Liberman did seminal work in the 1980s on how noise kills hair cells. He had always wanted to find out what happens to the nerve fibers that connect to the hair cells, but until recent years, the needed staining agents to highlight the nerve endings under a microscope simply did not exist.
Research is now broadening beyond lab animals. Walter Reed National Military Medical Center has begun to do studies on Iraqi War veterans who have have impaired hearing despite normal readings on audiograms. Liberman and Kujawa have inspected 100 specimens of temporal bones that enclose the middle and inner ear from a collection at the Massachusetts Eye and Ear Infirmary. The bones came from individuals ranging from newborns to centenarians. For older individuals, there was a significant loss of the nerve cells that carry an electrical representation of sound into the brain, whereas the hair cells remained intact.
Liberman and Kujawa have started contemplating therapeutic measures to restore synapses. They are investigating whether injection of growth factor proteins through a membrane in the middle ear may allow the truncated nerve fibers to make new synapses and restore normal hearing—an idea that a Boston-based venture firm has shown interest in. They are also interested in determining whether a similar loss of nerve fibers may play a role in tinnitis (ringing in the ear) and what effect this may have on the ear’s vestibular system, and whether it might compromise balance.
Others have also started to take notice. “Charlie and Sharon’s work at Harvard has been extremely compelling in demonstrating in animal models how loud sounds can have a detrimental and cumulative impact on the auditory system and affect hearing,” says Frank Lin, a professor of otolaryngology and head and neck surgery at Johns Hopkins. “Their research emphasizes the importance and need for greater hearing conservation efforts focused on minimizing cumulative noise exposure over one’s lifetime.”
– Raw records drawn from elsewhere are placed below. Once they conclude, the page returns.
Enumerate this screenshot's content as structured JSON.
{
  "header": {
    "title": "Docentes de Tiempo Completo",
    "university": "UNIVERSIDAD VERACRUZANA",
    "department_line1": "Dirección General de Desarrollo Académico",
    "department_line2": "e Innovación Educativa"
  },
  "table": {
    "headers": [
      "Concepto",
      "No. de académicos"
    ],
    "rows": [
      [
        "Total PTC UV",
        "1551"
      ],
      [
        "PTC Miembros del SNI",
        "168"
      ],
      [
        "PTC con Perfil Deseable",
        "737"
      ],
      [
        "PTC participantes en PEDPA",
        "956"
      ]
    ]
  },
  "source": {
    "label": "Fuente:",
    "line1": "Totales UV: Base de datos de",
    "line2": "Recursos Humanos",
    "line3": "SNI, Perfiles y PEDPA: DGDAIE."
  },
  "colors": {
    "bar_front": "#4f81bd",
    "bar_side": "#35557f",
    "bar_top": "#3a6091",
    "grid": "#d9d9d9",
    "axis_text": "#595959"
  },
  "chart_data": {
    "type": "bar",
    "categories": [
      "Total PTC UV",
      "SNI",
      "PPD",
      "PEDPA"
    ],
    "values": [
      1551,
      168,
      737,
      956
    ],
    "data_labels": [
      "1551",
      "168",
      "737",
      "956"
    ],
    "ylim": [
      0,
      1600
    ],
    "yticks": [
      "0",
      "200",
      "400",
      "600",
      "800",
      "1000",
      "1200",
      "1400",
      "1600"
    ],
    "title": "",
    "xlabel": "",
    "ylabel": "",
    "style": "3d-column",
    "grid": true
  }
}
Paul Fuchs, a professor of neuroscience and biomedical engineering at Johns Hopkins adds: ”Synaptopathic’ hearing loss is an important addition to our understanding of hearing and deafness, especially since evidence shows that such damage can be caused by sound exposures previously thought to be harmless,”
If the evidence continues to mount, it could have implications for public-health policy. Liberman thinks repeated hits of noise exposure can be compared to the experiences of professional football players who sustain multiple, small concussions throughout their careers before being diagnosed decades later with a form of dementia, chronic traumatic encephalopathy (CTE). “There are analogies to CTE,” he says. “You get woozy from a concussion, you get better and think you’ve dodged a bullet and then you go out and do it again. Thirty years later, your brain is cheesecloth and you’ve got all sorts of problems.” Hearing is similar, he says. “The body’s little imperceptible deficits later catch up to you.”
Any sustained exposure to sound above 100 decibels may potentially put you at risk for one of those little imperceptible deficits, Liberman thinks. Some of the inter-city rivalry last fall between fans at Seattle Seahawks and Kansas City Chiefs home games to attempt the Guinness world record for the loudest stadium noise left fans boasting that their ears rang for days after. “Some percentage of people did irreparable damage,” Liberman says. It may be that the NFL may have to start worrying about the long-term brain health of their fans along with that of their players.